Le sondage réalisé auprès des fabricants et fournisseurs dans le monde permet de noter que le chômage élevé, le crédit serré et la confusion sur les politiques des gouvernements demeurent des défis.
Par contre, l'optimisme prévaut. Neuf répondants sur dix s'attendent à ce que les entreprises investissent davantage dans leurs activités, notamment pour développer des technologies et modèles.
Ces technologies et nouveaux produits constituent les enjeux majeurs des prochaines années, respectivement selon 85% et 84% des cadres sondés.
La réduction des coûts demeure toutefois importante selon 80% des répondants.
Parmi les problèmes remarqués, la surcapacité des fabricants continue de semer l'inquiétude. C'est en tout cas un enjeu cité par neuf répondants sur dix. Cette surcapacité est évaluée de 11 à 20%, selon KPMG.
Malgré la crise qui a affecté les constructeurs, 25% des personnes sondées prévoient que les profits augmenteront sur cinq ans. Environ 42% anticipent des bénéfices stables et 36% tablent sur un recul.

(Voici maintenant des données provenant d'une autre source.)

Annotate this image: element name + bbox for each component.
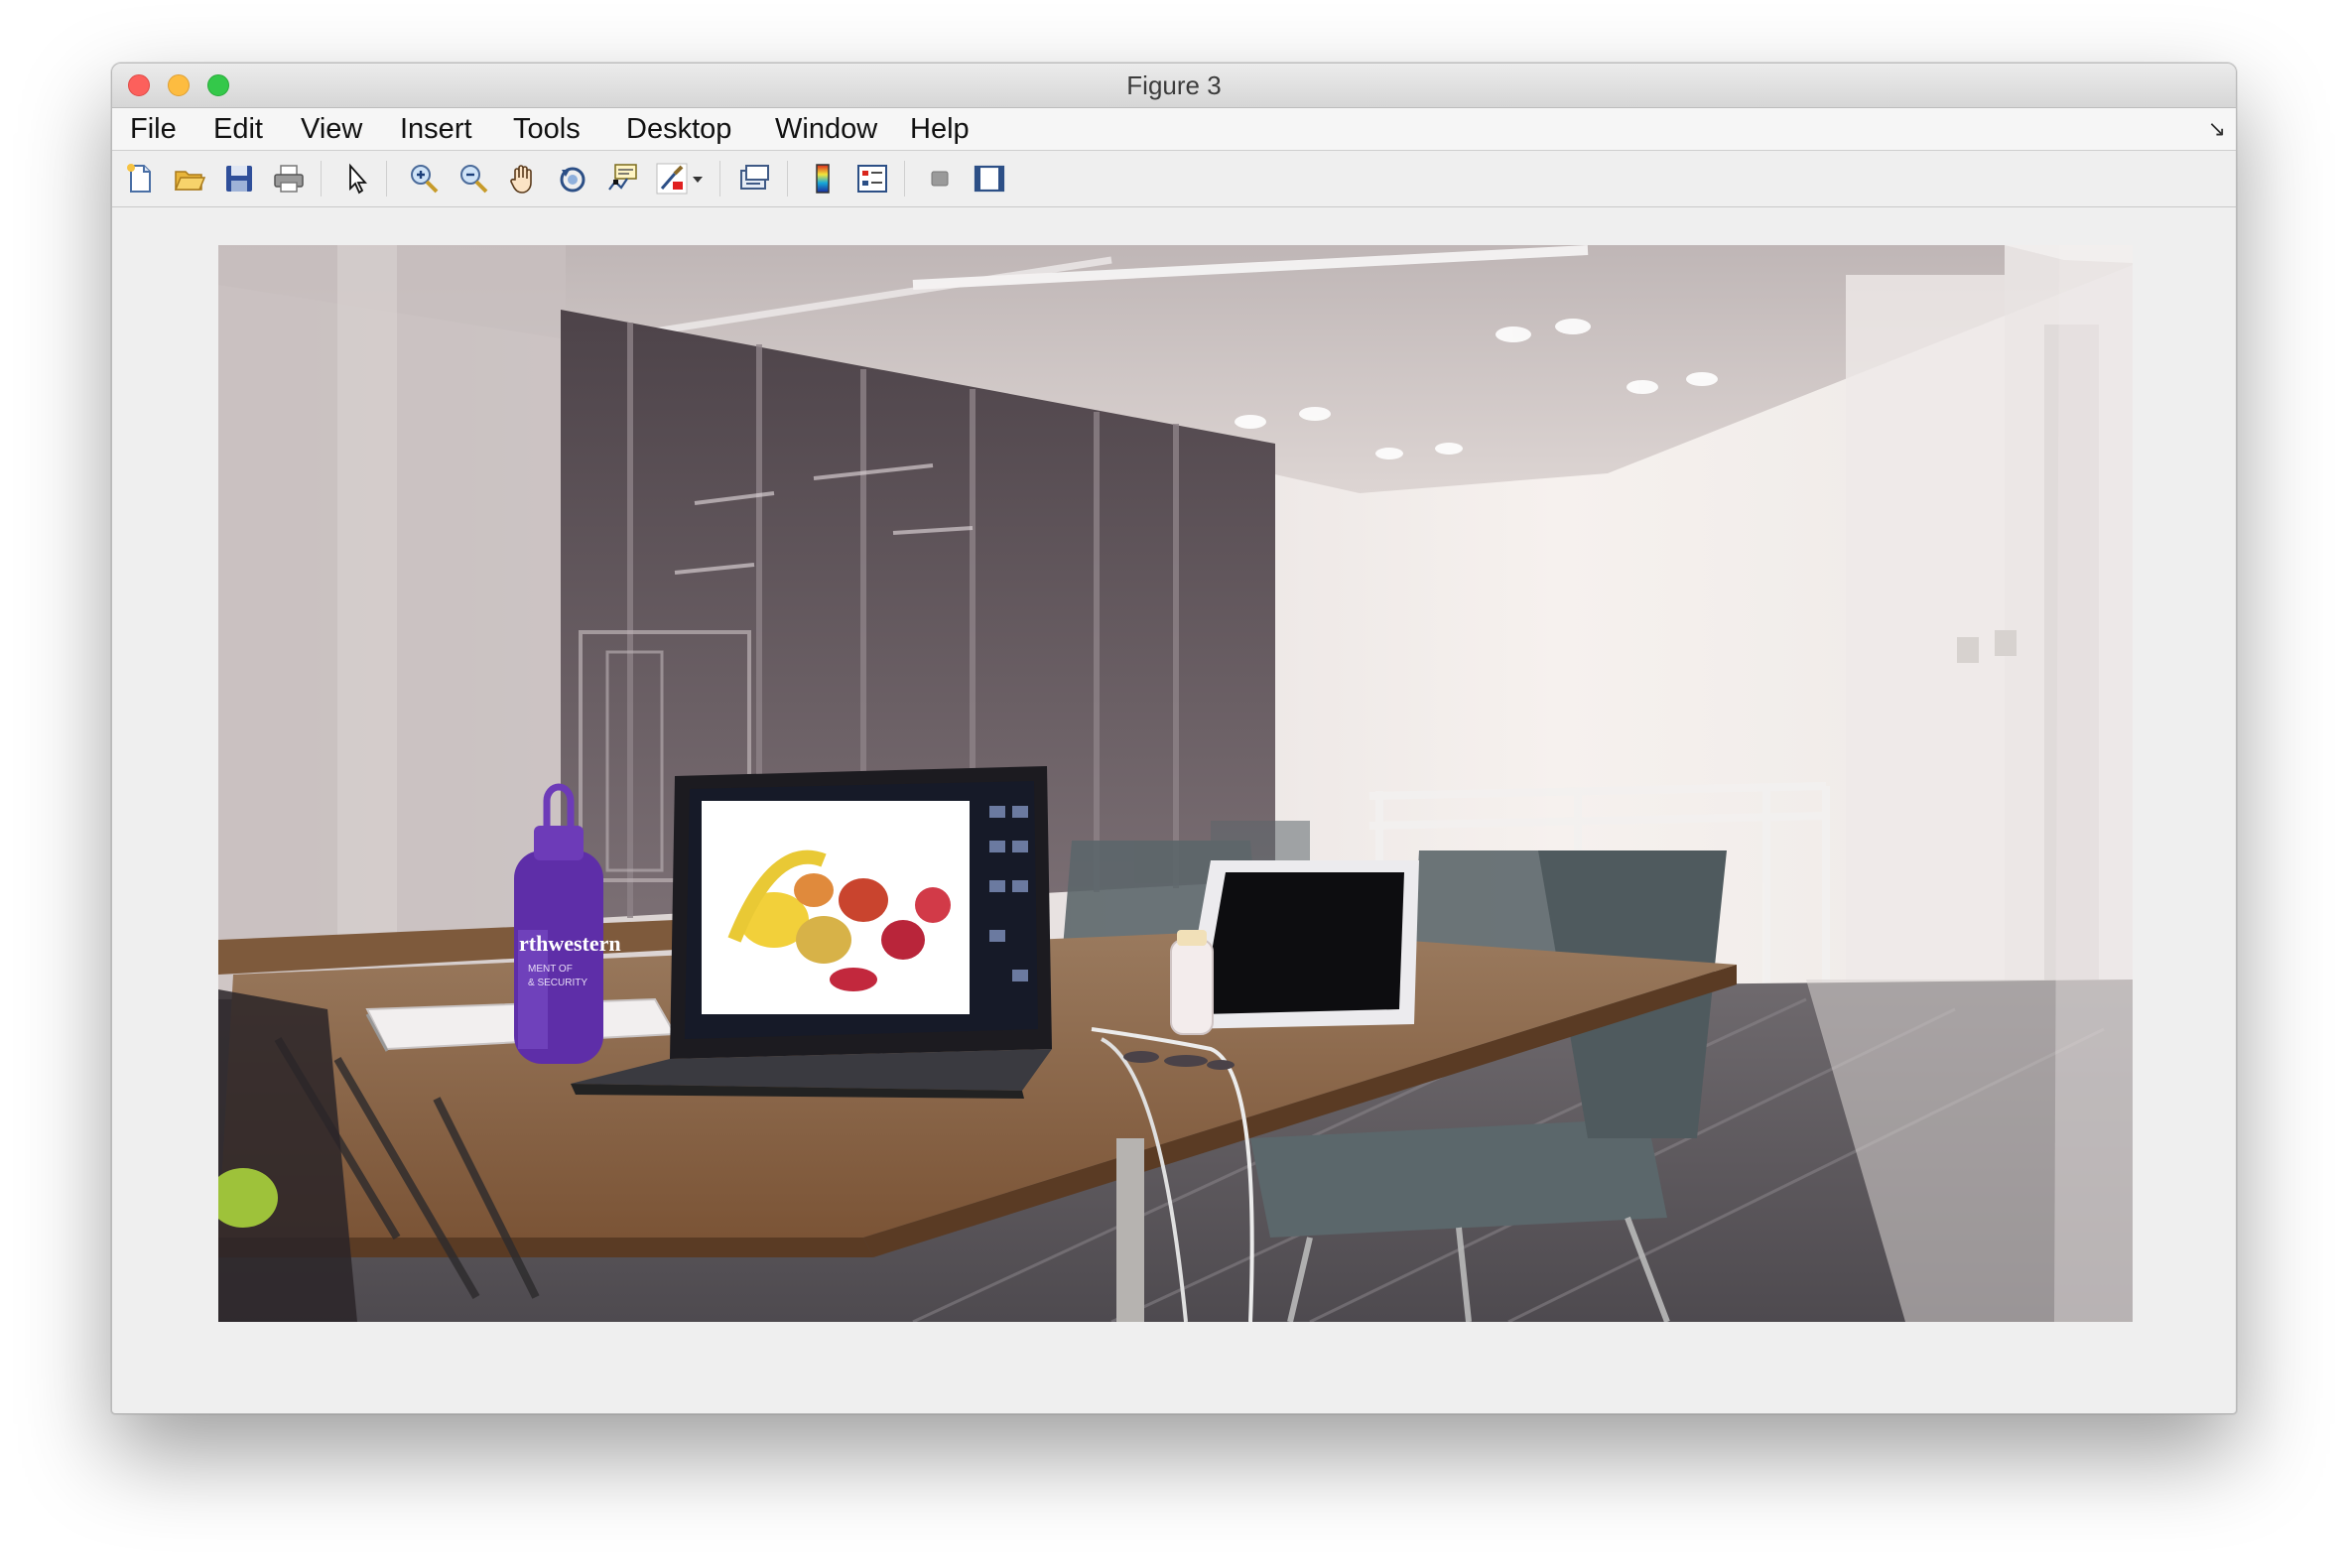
rotate-3d-icon: [560, 167, 586, 193]
print-figure-button[interactable]: [269, 159, 309, 198]
menu-bar: File Edit View Insert Tools Desktop Wind…: [112, 108, 2236, 151]
menu-desktop[interactable]: Desktop: [622, 108, 735, 150]
legend-icon: [857, 165, 887, 193]
toolbar-separator: [787, 161, 788, 196]
menu-edit[interactable]: Edit: [209, 108, 267, 150]
menu-window[interactable]: Window: [771, 108, 881, 150]
toolbar-separator: [386, 161, 387, 196]
data-cursor-button[interactable]: [602, 159, 642, 198]
zoom-in-button[interactable]: [404, 159, 444, 198]
bottle-label-text: & SECURITY: [528, 978, 587, 988]
insert-colorbar-button[interactable]: [803, 159, 843, 198]
zoom-out-icon: [460, 165, 488, 194]
zoom-out-button[interactable]: [454, 159, 493, 198]
link-plot-button[interactable]: [735, 159, 775, 198]
open-folder-icon: [174, 171, 206, 191]
menu-insert[interactable]: Insert: [396, 108, 476, 150]
hide-plot-tools-button[interactable]: [920, 159, 960, 198]
save-figure-button[interactable]: [219, 159, 259, 198]
new-figure-button[interactable]: [120, 159, 160, 198]
pan-button[interactable]: [503, 159, 543, 198]
brush-icon: [656, 163, 688, 195]
toolbar-separator: [904, 161, 905, 196]
link-plot-icon: [740, 165, 769, 190]
save-icon: [226, 166, 252, 192]
figure-window: Figure 3 File Edit View Insert Tools Des…: [111, 63, 2237, 1414]
menu-view[interactable]: View: [297, 108, 366, 150]
edit-plot-button[interactable]: [336, 159, 376, 198]
bottle-brand-text: rthwestern: [519, 931, 621, 956]
brush-button[interactable]: [652, 159, 692, 198]
window-title: Figure 3: [1126, 70, 1222, 100]
print-icon: [274, 165, 304, 193]
tablet: [1181, 860, 1419, 1029]
figure-toolbar: [112, 151, 2236, 207]
zoom-in-icon: [411, 165, 439, 194]
show-plot-tools-button[interactable]: [970, 159, 1009, 198]
bottle-label-text: MENT OF: [528, 964, 573, 975]
figure-axes-image[interactable]: rthwestern MENT OF & SECURITY: [218, 245, 2133, 1322]
data-cursor-icon: [608, 164, 637, 191]
new-figure-icon: [127, 164, 151, 193]
open-file-button[interactable]: [170, 159, 209, 198]
colorbar-icon: [816, 164, 830, 194]
pointer-arrow-icon: [349, 163, 367, 195]
hand-pan-icon: [510, 165, 532, 194]
hide-plot-tools-icon: [931, 171, 949, 187]
dropdown-arrow-icon: [693, 177, 703, 183]
menu-file[interactable]: File: [126, 108, 181, 150]
insert-legend-button[interactable]: [852, 159, 892, 198]
show-plot-tools-icon: [974, 165, 1005, 193]
brush-dropdown-button[interactable]: [688, 159, 708, 198]
toolbar-separator: [321, 161, 322, 196]
rotate-3d-button[interactable]: [553, 159, 592, 198]
title-bar[interactable]: Figure 3: [112, 64, 2236, 108]
undock-arrow-icon[interactable]: ↘: [2208, 116, 2226, 142]
toolbar-separator: [719, 161, 720, 196]
stitched-panorama-photo: rthwestern MENT OF & SECURITY: [218, 245, 2133, 1322]
menu-help[interactable]: Help: [906, 108, 974, 150]
menu-tools[interactable]: Tools: [509, 108, 585, 150]
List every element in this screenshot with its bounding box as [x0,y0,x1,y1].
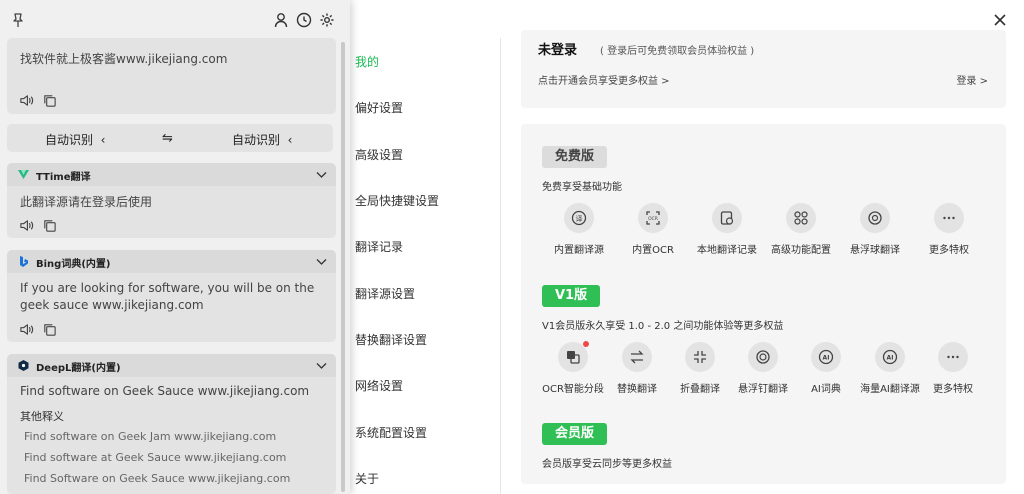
nav-item-mine[interactable]: 我的 [355,53,379,70]
nav-item-sources[interactable]: 翻译源设置 [355,285,415,302]
engine-result: Find software on Geek Sauce www.jikejian… [20,384,310,398]
alternative-meaning[interactable]: Find software at Geek Sauce www.jikejian… [24,451,286,464]
login-card: 未登录 ( 登录后可免费领取会员体验权益 ) 点击开通会员享受更多权益 > 登录… [521,30,1006,108]
bing-logo-icon [20,256,28,267]
ocr-icon: OCR [646,211,660,225]
engine-card-ttime: TTime翻译 此翻译源请在登录后使用 [7,163,336,238]
deepl-logo-icon [18,360,29,371]
feature-local-history[interactable]: 本地翻译记录 [687,203,767,256]
speaker-icon[interactable] [19,218,34,233]
copy-icon[interactable] [42,93,57,108]
v1-plan-badge: V1版 [542,285,601,307]
ttime-logo-icon [18,170,29,179]
grid-icon [794,211,808,225]
chevron-down-icon[interactable] [315,255,328,268]
history-clock-icon[interactable] [296,12,312,28]
engine-card-bing: Bing词典(内置) If you are looking for softwa… [7,250,336,342]
chevron-down-icon[interactable] [315,359,328,372]
source-language-select[interactable]: 自动识别 ‹ [45,131,105,148]
history-icon [720,211,734,225]
svg-text:AI: AI [823,355,830,362]
nav-item-history[interactable]: 翻译记录 [355,238,403,255]
speaker-icon[interactable] [19,93,34,108]
scrollbar[interactable] [341,42,345,492]
collapse-icon [694,351,706,363]
swap-languages-icon[interactable]: ⇋ [162,131,173,146]
feature-more-free[interactable]: 更多特权 [909,203,989,256]
nav-item-hotkeys[interactable]: 全局快捷键设置 [355,192,439,209]
nav-item-replace[interactable]: 替换翻译设置 [355,331,427,348]
feature-more-v1[interactable]: 更多特权 [913,342,993,395]
language-bar: 自动识别 ‹ ⇋ 自动识别 ‹ [7,124,333,152]
engine-card-deepl: DeepL翻译(内置) Find software on Geek Sauce … [7,354,336,494]
source-text[interactable]: 找软件就上极客酱www.jikejiang.com [20,50,227,67]
target-language-select[interactable]: 自动识别 ‹ [232,131,292,148]
nav-item-system[interactable]: 系统配置设置 [355,424,427,441]
pin-icon[interactable] [10,12,26,28]
nav-item-preferences[interactable]: 偏好设置 [355,99,403,116]
translate-icon: 译 [571,210,587,226]
nav-divider [500,38,501,494]
more-icon [947,355,959,359]
source-text-card: 找软件就上极客酱www.jikejiang.com [7,38,336,114]
free-plan-badge: 免费版 [542,146,608,168]
nav-item-advanced[interactable]: 高级设置 [355,146,403,163]
svg-text:AI: AI [887,355,894,362]
more-icon [943,216,955,220]
engine-header[interactable]: DeepL翻译(内置) [7,354,336,377]
feature-builtin-ocr[interactable]: OCR 内置OCR [613,203,693,256]
engine-header[interactable]: Bing词典(内置) [7,250,336,273]
svg-text:OCR: OCR [648,216,658,222]
swap-icon [630,350,644,364]
chevron-down-icon[interactable] [315,168,328,181]
pin-target-icon [756,350,770,364]
ai-icon: AI [818,349,834,365]
engine-result: 此翻译源请在登录后使用 [20,195,153,209]
v1-plan-desc: V1会员版永久享受 1.0 - 2.0 之间功能体验等更多权益 [542,321,784,332]
nav-item-about[interactable]: 关于 [355,470,379,487]
feature-builtin-sources[interactable]: 译 内置翻译源 [539,203,619,256]
upgrade-link[interactable]: 点击开通会员享受更多权益 > [538,72,670,87]
nav-item-network[interactable]: 网络设置 [355,377,403,394]
plans-card: 免费版 免费享受基础功能 译 内置翻译源 OCR 内置OCR 本地翻译记录 高级… [521,124,1006,484]
login-status: 未登录 [538,43,578,58]
user-icon[interactable] [273,12,289,28]
engine-header[interactable]: TTime翻译 [7,163,336,186]
float-ball-icon [868,211,882,225]
settings-gear-icon[interactable] [319,12,335,28]
ocr-segment-icon [567,351,580,364]
copy-icon[interactable] [42,322,57,337]
alternative-meaning[interactable]: Find software on Geek Jam www.jikejiang.… [24,430,276,443]
copy-icon[interactable] [42,218,57,233]
new-dot [583,341,589,347]
engine-result: If you are looking for software, you wil… [20,281,315,312]
login-button[interactable]: 登录 > [956,72,988,87]
svg-text:译: 译 [576,215,583,223]
free-plan-desc: 免费享受基础功能 [542,182,622,193]
feature-advanced-config[interactable]: 高级功能配置 [761,203,841,256]
ai-sources-icon: AI [882,349,898,365]
login-subtitle: ( 登录后可免费领取会员体验权益 ) [600,46,755,57]
feature-float-ball[interactable]: 悬浮球翻译 [835,203,915,256]
close-icon[interactable] [992,12,1008,28]
speaker-icon[interactable] [19,322,34,337]
member-plan-badge: 会员版 [542,423,608,445]
member-plan-desc: 会员版享受云同步等更多权益 [542,459,672,470]
other-meanings-label: 其他释义 [20,410,64,423]
settings-nav: 我的 偏好设置 高级设置 全局快捷键设置 翻译记录 翻译源设置 替换翻译设置 网… [355,0,500,494]
alternative-meaning[interactable]: Find Software on Geek Sauce www.jikejian… [24,472,290,485]
translation-popup: 找软件就上极客酱www.jikejiang.com 自动识别 ‹ ⇋ 自动识别 … [0,0,350,494]
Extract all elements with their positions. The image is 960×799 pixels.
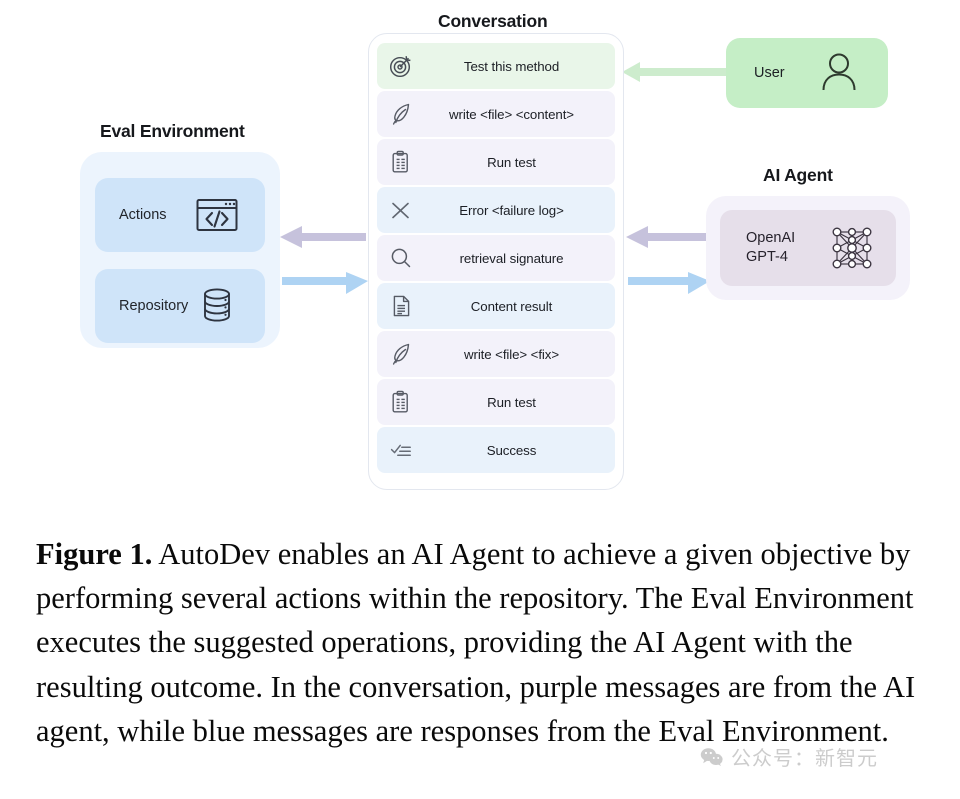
conversation-message-text: retrieval signature: [459, 250, 564, 266]
x-cross-icon: [382, 197, 420, 223]
eval-environment-title: Eval Environment: [100, 121, 245, 141]
user-card[interactable]: User: [726, 38, 888, 108]
figure-caption-body: AutoDev enables an AI Agent to achieve a…: [36, 537, 916, 748]
target-icon: [382, 53, 420, 79]
arrow-eval-to-conversation: [282, 272, 368, 294]
eval-repository-box[interactable]: Repository: [95, 269, 265, 343]
ai-agent-model-box[interactable]: OpenAI GPT-4: [720, 210, 896, 286]
eval-environment-panel: Actions Repository: [80, 152, 280, 348]
conversation-message[interactable]: Test this method: [377, 43, 615, 89]
conversation-message[interactable]: Run test: [377, 139, 615, 185]
ai-agent-model-label: OpenAI GPT-4: [746, 230, 796, 265]
user-label: User: [754, 65, 785, 81]
conversation-message[interactable]: Content result: [377, 283, 615, 329]
figure-caption: Figure 1. AutoDev enables an AI Agent to…: [36, 532, 924, 753]
person-icon: [816, 49, 862, 97]
quill-pen-icon: [382, 101, 420, 127]
conversation-title: Conversation: [438, 11, 548, 31]
conversation-message[interactable]: Run test: [377, 379, 615, 425]
code-window-icon: [195, 197, 239, 233]
figure-caption-label: Figure 1.: [36, 537, 153, 571]
conversation-message[interactable]: write <file> <content>: [377, 91, 615, 137]
conversation-message[interactable]: Success: [377, 427, 615, 473]
ai-agent-panel: OpenAI GPT-4: [706, 196, 910, 300]
document-icon: [382, 293, 420, 319]
magnifier-icon: [382, 245, 420, 271]
arrow-user-to-conversation: [622, 62, 728, 82]
figure-canvas: Eval Environment Actions Repository Conv…: [0, 0, 960, 799]
conversation-message-text: Error <failure log>: [459, 202, 564, 218]
conversation-message[interactable]: write <file> <fix>: [377, 331, 615, 377]
checklist-icon: [382, 437, 420, 463]
eval-actions-box[interactable]: Actions: [95, 178, 265, 252]
database-icon: [195, 284, 239, 328]
conversation-message-text: Test this method: [463, 58, 560, 74]
conversation-message-text: write <file> <fix>: [463, 346, 560, 362]
conversation-panel: Test this method write <file> <content>: [368, 33, 624, 490]
conversation-message-text: Run test: [487, 394, 536, 410]
clipboard-icon: [382, 149, 420, 175]
eval-repository-label: Repository: [119, 298, 189, 314]
neural-network-icon: [824, 220, 880, 276]
quill-pen-icon: [382, 341, 420, 367]
conversation-message-text: Run test: [487, 154, 536, 170]
conversation-message[interactable]: Error <failure log>: [377, 187, 615, 233]
ai-agent-title: AI Agent: [763, 165, 833, 185]
arrow-agent-to-conversation: [626, 226, 708, 248]
conversation-message-text: Success: [486, 442, 537, 458]
conversation-message-text: write <file> <content>: [449, 106, 574, 122]
conversation-message[interactable]: retrieval signature: [377, 235, 615, 281]
eval-actions-label: Actions: [119, 207, 167, 223]
clipboard-icon: [382, 389, 420, 415]
arrow-conversation-to-eval: [280, 226, 366, 248]
conversation-message-text: Content result: [470, 298, 553, 314]
arrow-conversation-to-agent: [628, 272, 710, 294]
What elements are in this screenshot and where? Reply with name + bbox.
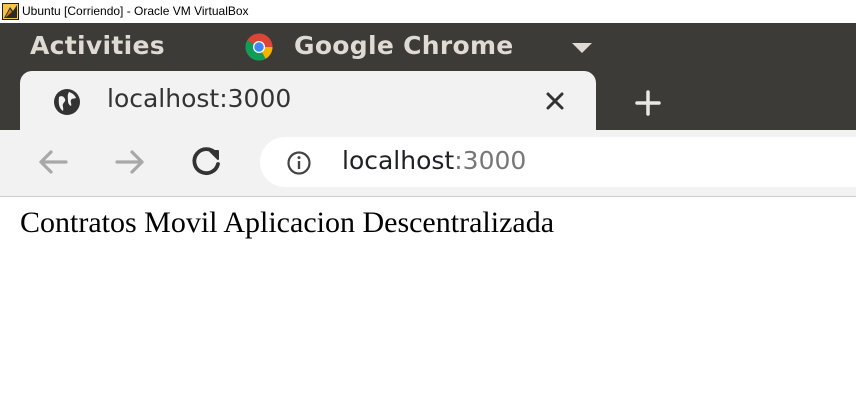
page-heading: Contratos Movil Aplicacion Descentraliza… bbox=[20, 206, 555, 239]
url-port: :3000 bbox=[454, 146, 527, 175]
browser-toolbar: localhost:3000 bbox=[0, 130, 856, 197]
app-menu-label[interactable]: Google Chrome bbox=[294, 31, 514, 60]
page-content: Contratos Movil Aplicacion Descentraliza… bbox=[0, 197, 856, 402]
virtualbox-icon bbox=[2, 3, 19, 20]
tab-strip: localhost:3000 bbox=[0, 71, 856, 130]
ubuntu-top-panel: Activities Google Chrome bbox=[0, 23, 856, 71]
forward-arrow-icon[interactable] bbox=[110, 142, 150, 182]
virtualbox-title-bar: Ubuntu [Corriendo] - Oracle VM VirtualBo… bbox=[0, 0, 856, 23]
new-tab-icon[interactable] bbox=[630, 85, 666, 121]
close-tab-icon[interactable] bbox=[542, 88, 568, 114]
tab-title: localhost:3000 bbox=[107, 84, 292, 113]
caret-down-icon[interactable] bbox=[571, 42, 593, 54]
back-arrow-icon[interactable] bbox=[33, 142, 73, 182]
browser-tab[interactable]: localhost:3000 bbox=[20, 71, 596, 130]
window-title: Ubuntu [Corriendo] - Oracle VM VirtualBo… bbox=[22, 4, 249, 18]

Afin de se rendre encore plus concurrentiels les fabricants et fournisseurs multiplieront les alliances, fusions et acquisitions. C'est le point de vue de près des trois quarts des dirigeants.
«La situation s'est beaucoup améliorée depuis un an, nous disent les dirigeants, mais il faudra encore du temps avant d'équilibrer l'offre et la demande», dit Laurent Giguère, associé en vérification de KPMG au Canada.
«En dépit des fermetures et des faillites de l'année écoulée, ajoute M. Giguère, la surcapacité à l'échelle mondiale demeure un problème; c'est l'une des principales raisons pour lesquelles la restructuration de l'industrie se poursuivra et le nombre des fusions et acquisitions augmentera.»